Pour beaucoup l’image de la bretonne à  coiffe se confond avec Bécassine, créée par Joseph Pinchon et Jacqueline Rivière. Cette image de la bonne bretonne montée à  Paris fait aujourd’hui grincer pal mal dents en Bretagne.
Depuis 1997, elle a avec Mam’Goudig une concurrente de poids. Pour rendre hommage à  ses grands-parents, des Concarnois, Jean-Paul David imagine ce personnage si particulier. Cet ancien illustrateur publicitaire freelance travaille alors comme surveillant de chantier la nuit pour faire vivre sa famille. En dessinant, Mam’Goudig, il entrevoit l’ensemble des possibilités de produits dérivés. Il décide de monter son entreprise. «  Je suis allé voir mon banquier pour lui demander un financement sous forme de prêt pour lancer mon activité. Sa réponse a été catégorique: non ». Sur les conseils de la boutique de gestion de Lorient, il se retourne alors vers l’Adie. Celle-ci lui apporte 4.500 euros pour financer les débuts de son entreprise.

Une série animée en projet pour la télévision

La suite ne tient pas du conte de fée mais pas loin. Des hommes d’affaires parisiens issus de la diaspora chinoise sont séduits par le graphisme du personnage et signent avec Jean-Paul David un contrat de licence de marque pour exploiter l’image de Mam’Goudig. Depuis, quinze autres entreprises ont suivi le chemin. Chaque année, les produits dérivés de Mam’Goudig génère quatre millions d’euros de chiffre d’affaires, sur lequel le créateur de Lorient touche entre 3% et 10% de royalties. «  Ses partenaires appartiennent désormais à  la grande famille de Mam’Goudig avec un rapport empreint d’affection à  l’égard de ce personnage et de ce qu’il laisse transparaître ». Bols, vêtements, chaussettes à  portable, porte-clés, la liste des produits estampillés Mam Goudig est longue. Deux bandes-dessinés sont également parues et ont été vendues à  65.000 exemplaires. Une troisième tournée est en préparation. De même qu’un programme court de 52 épisodes de 2’30 » pour la télévision.

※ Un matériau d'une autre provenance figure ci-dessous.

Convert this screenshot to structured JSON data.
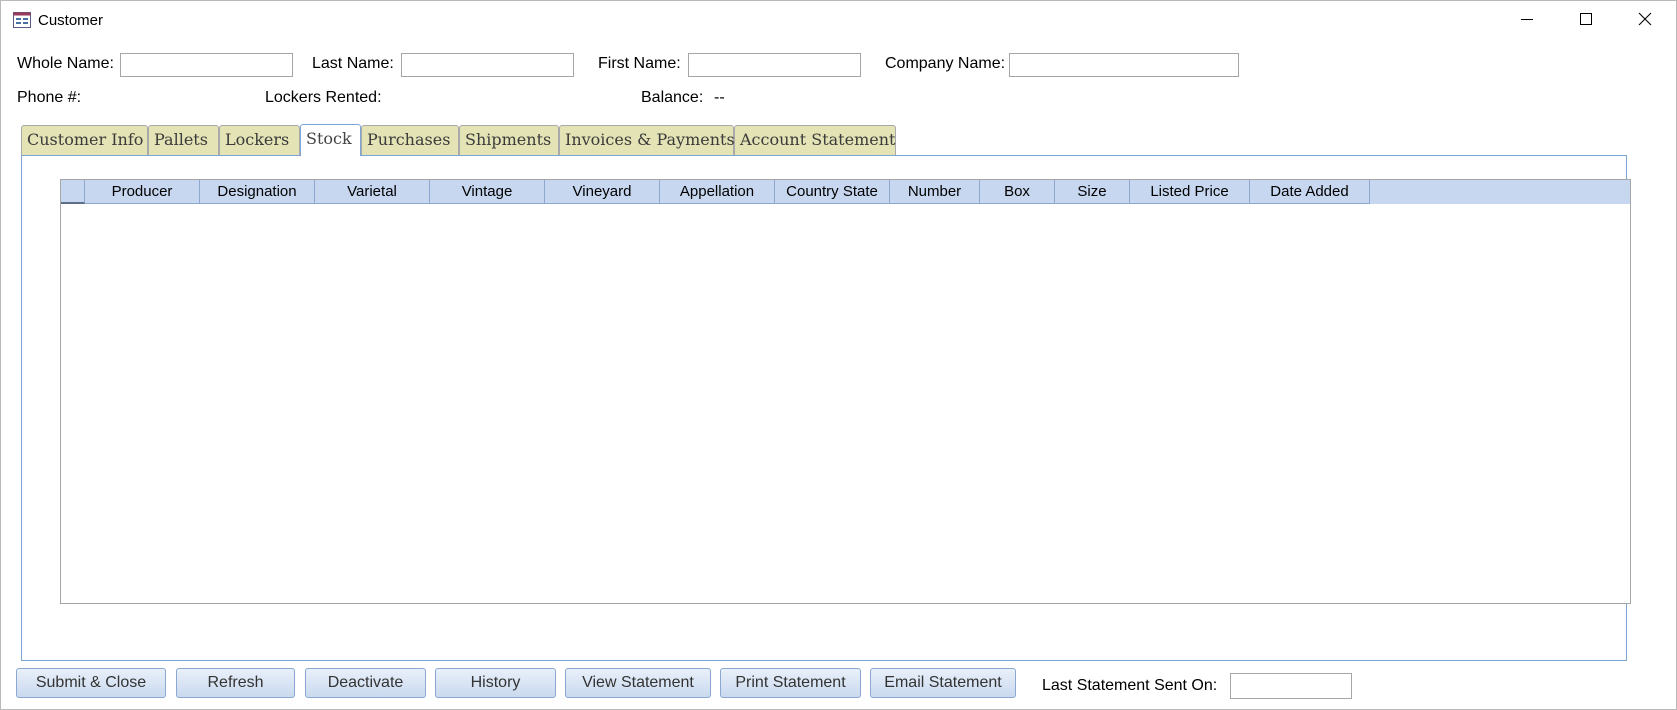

Le 9 juin, Jean-Paul David lance «  les régals de Mam’Goudig ». Cette marque ombrelle va chapeauter un ensemble de produits alimentaires premium à  commencer par une brioche fabriquée par l’entreprise Berrou de Goulven. Des sardines, du cidre et d’autres produits régionaux devraient suivre. «  Je me lève chaque matin en repensant à  ce que l’Adie a fait pour moi, à  cette main tendue de personnes qui ont cru en mon projet », affirme Jean-Paul David, qui est devenu le parrain régional de l’association pour le microcrédit qui organise à  partir du 2 juin la semaine du microcrédit. D’ici la fin de l’année, début 2010 au plus tard, Mam’Goudig sera présente sur le net via un site de e-commerce. Dernière satisfaction, le créateur de Mam’Goudig est désormais référencé par la prestigieuse National Gallery à  Washington entre Paul Gauguin et… Bécassine.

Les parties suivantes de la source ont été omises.